New Hampshire Housing tallies year-end impact
Agency provided funding for 16 projects with nearly 1,000 affordable units
It was a busy year for the New Hampshire Housing Finance Authority, which closed out its fiscal year by awarding funding for 16 multifamily projects with a total of nearly 1,000 units.
The funding was provided through the allocation of Low-Income Housing Tax Credits and other federal and state funding during the fiscal year, which ended June 30.
According to New Hampshire Housing, LIHTC-funded housing accounts for about 95% of publicly funded workforce housing produced in New Hampshire.
This federal program is an important public/private financing tool that encourages developers and investors to create affordable multi-family housing for low- and moderate-income families by using tax credits to leverage private equity investment in these properties. Over 25 years, LIHTC financing has added nearly $1 billion of investment in New Hampshire. The housing credit program leverages ten times the amount awarded: in this recent round, $5 million in LIHTC awards will yield nearly $50 million in private capital to develop affordable housing in the state.
Other funding sources for the construction and preservation of affordable multi-family housing include the federal HOME program and Housing Trust Fund, the state Affordable Housing Fund, and tax-exempt bond financing. In FY21, more than $21 million in tax-exempt bond funding was allocated.

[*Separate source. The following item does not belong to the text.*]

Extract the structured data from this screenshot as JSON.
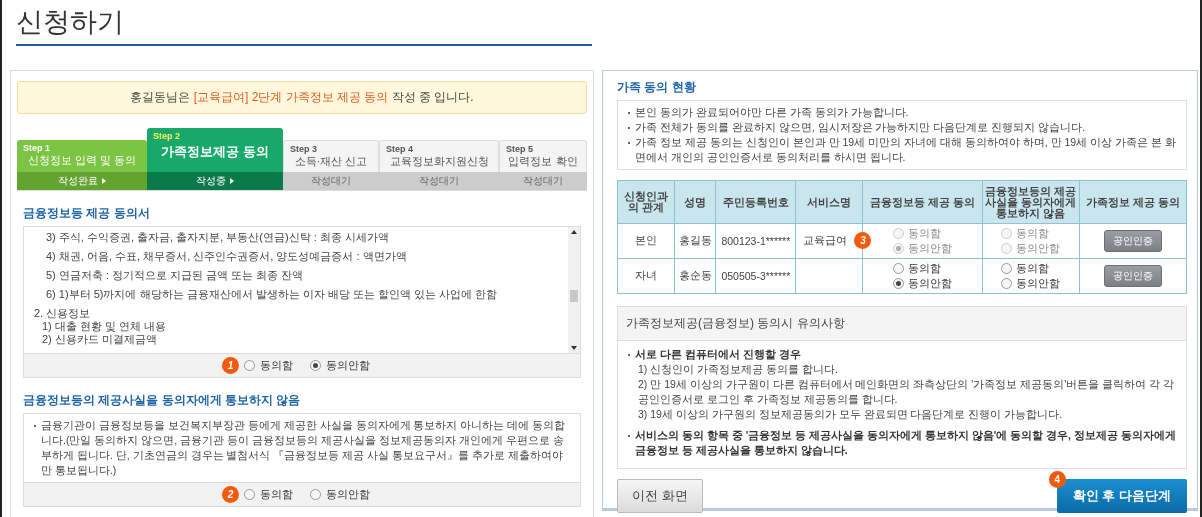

The projects awarded funding were:
- Sullivan House, Claremont, 28 units in a renovated former newspaper building
Rosemary’s Way, CATCH Neighborhood Housing, Concord, 42 units in six townhouse-style buildings
- Court Street Workforce Housing, Portsmouth Housing Authority, 64 units in downtown Portsmouth
- Bagdad Woods, Housing Initiatives of NE Corp., addition of 26 new units, preservation of 40 units
- Woodland Village I & II, Goffstown, Dakota Partners, four units total
- Heater Landing, Lebanon Housing Authority, 44 units
- 12 Green Street, Visions for Creative Housing Solutions, five units serving 11 adults with developmental disabilities
- Nashua Soup Kitchen & Shelter, historic preservation of a former school into 11 units of permanent supportive housing
- Apple Ridge Apartments II, McIntosh Development, Rochester, 34 units
- Parkhurst Place, Souhegan Valley Interfaith Housing, Amherst, 42 units
- Wingate Village, Winn Development Co., Laconia, 100 units
- 434 Union Street (formerly Angie’s Place), Families in Transition, Manchester, 11 units
- Harvey Heights II, Lakes Region Community Developers, Meredith,
25 units
- Bronstein Redevelopment, Nashua Housing & Boston Capital Development, phased replacement of existing public housing & addition of new units (216 units total)
- The Housing Partnership, Portsmouth, 40 units in 10 buildings on various sites on the Seacoast
• Fillion, Nadeau & Charpentier Apartments, Somersworth Housing Authority, 169 units in three public housing properties to be renovated over two years.